After cardiac surgery, healthcare-associated infections (HAIs) are common complications associated with increased morbidity, mortality, and use of resources.
Study findings reported at the American Heart Association's Scientific Sessions 2013 by investigators from the Cardiothoracic Surgical Trials Network (CTSN), whose Data and Clinical Coordinating Center is at Icahn School of Medicine at Mount Sinai, revealed the substantial economic impact of HAIs following cardiac surgery and the importance of preventing these infections leading to re-hospitalizations.
In the new analysis, researchers examined data about the incremental costs associated with major HAIs within 65 days of cardiac surgery. Clinical data from 4,320 patients at nine academic medical centers was merged with related financial data routinely collected by the University Health Consortium in the United States. The most common cardiac surgery procedures undergone by these patients included valve surgery, coronary artery bypass graft (CABG), and CABG/valve surgery.
The data show during hospitalization, 2.7 percent of patients experienced major infections, such as pneumonia, sepsis, C. Difficile, and surgical site infections.

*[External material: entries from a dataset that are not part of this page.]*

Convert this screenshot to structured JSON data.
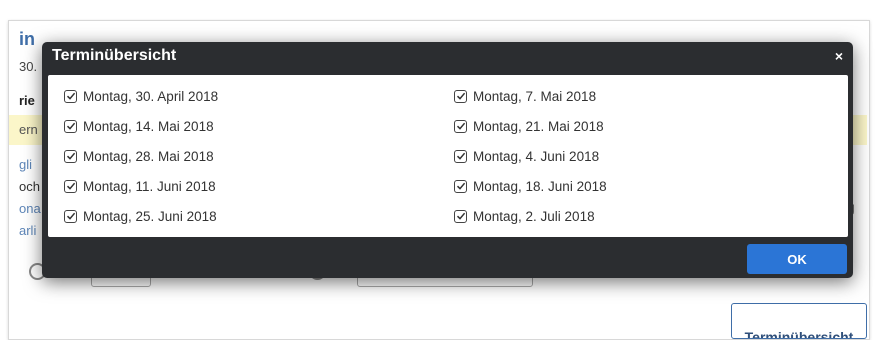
{
  "background": {
    "fragments": {
      "title": "in",
      "date": "30.",
      "bold": "rie",
      "yellow": "ern",
      "line1": "gli",
      "line2": "och",
      "line3": "ona",
      "line4": "arli",
      "right": "g"
    },
    "terminuebersicht_button": "Terminübersicht"
  },
  "modal": {
    "title": "Terminübersicht",
    "close": "×",
    "left_column": [
      {
        "label": "Montag, 30. April 2018",
        "checked": true
      },
      {
        "label": "Montag, 14. Mai 2018",
        "checked": true
      },
      {
        "label": "Montag, 28. Mai 2018",
        "checked": true
      },
      {
        "label": "Montag, 11. Juni 2018",
        "checked": true
      },
      {
        "label": "Montag, 25. Juni 2018",
        "checked": true
      }
    ],
    "right_column": [
      {
        "label": "Montag, 7. Mai 2018",
        "checked": true
      },
      {
        "label": "Montag, 21. Mai 2018",
        "checked": true
      },
      {
        "label": "Montag, 4. Juni 2018",
        "checked": true
      },
      {
        "label": "Montag, 18. Juni 2018",
        "checked": true
      },
      {
        "label": "Montag, 2. Juli 2018",
        "checked": true
      }
    ],
    "ok_label": "OK"
  }
}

The average cost due to treating major HAI infection was calculated as about $40,000, with increased costs from Intensive Care Unit stays being an important contributing factor. Also, patients with major HAIs were nearly twice as likely to be readmitted as those with non-HAIs. In the patient population studied, there were 74 readmissions, with 8.7 percent due to HAIs.
"Our analysis found readmissions due to HAIs, after cardiac surgery cost on average nearly three times as much as non-HAI related readmissions," says Giampaolo Greco, PhD, Assistant Professor of Health Evidence and Policy at Icahn School of Medicine at Mount Sinai.
"We need to take action to avert preventable readmissions due to HAI infection rates after cardiac surgery, first for the patient's health and also to curb rising healthcare costs," says Dr. Greco.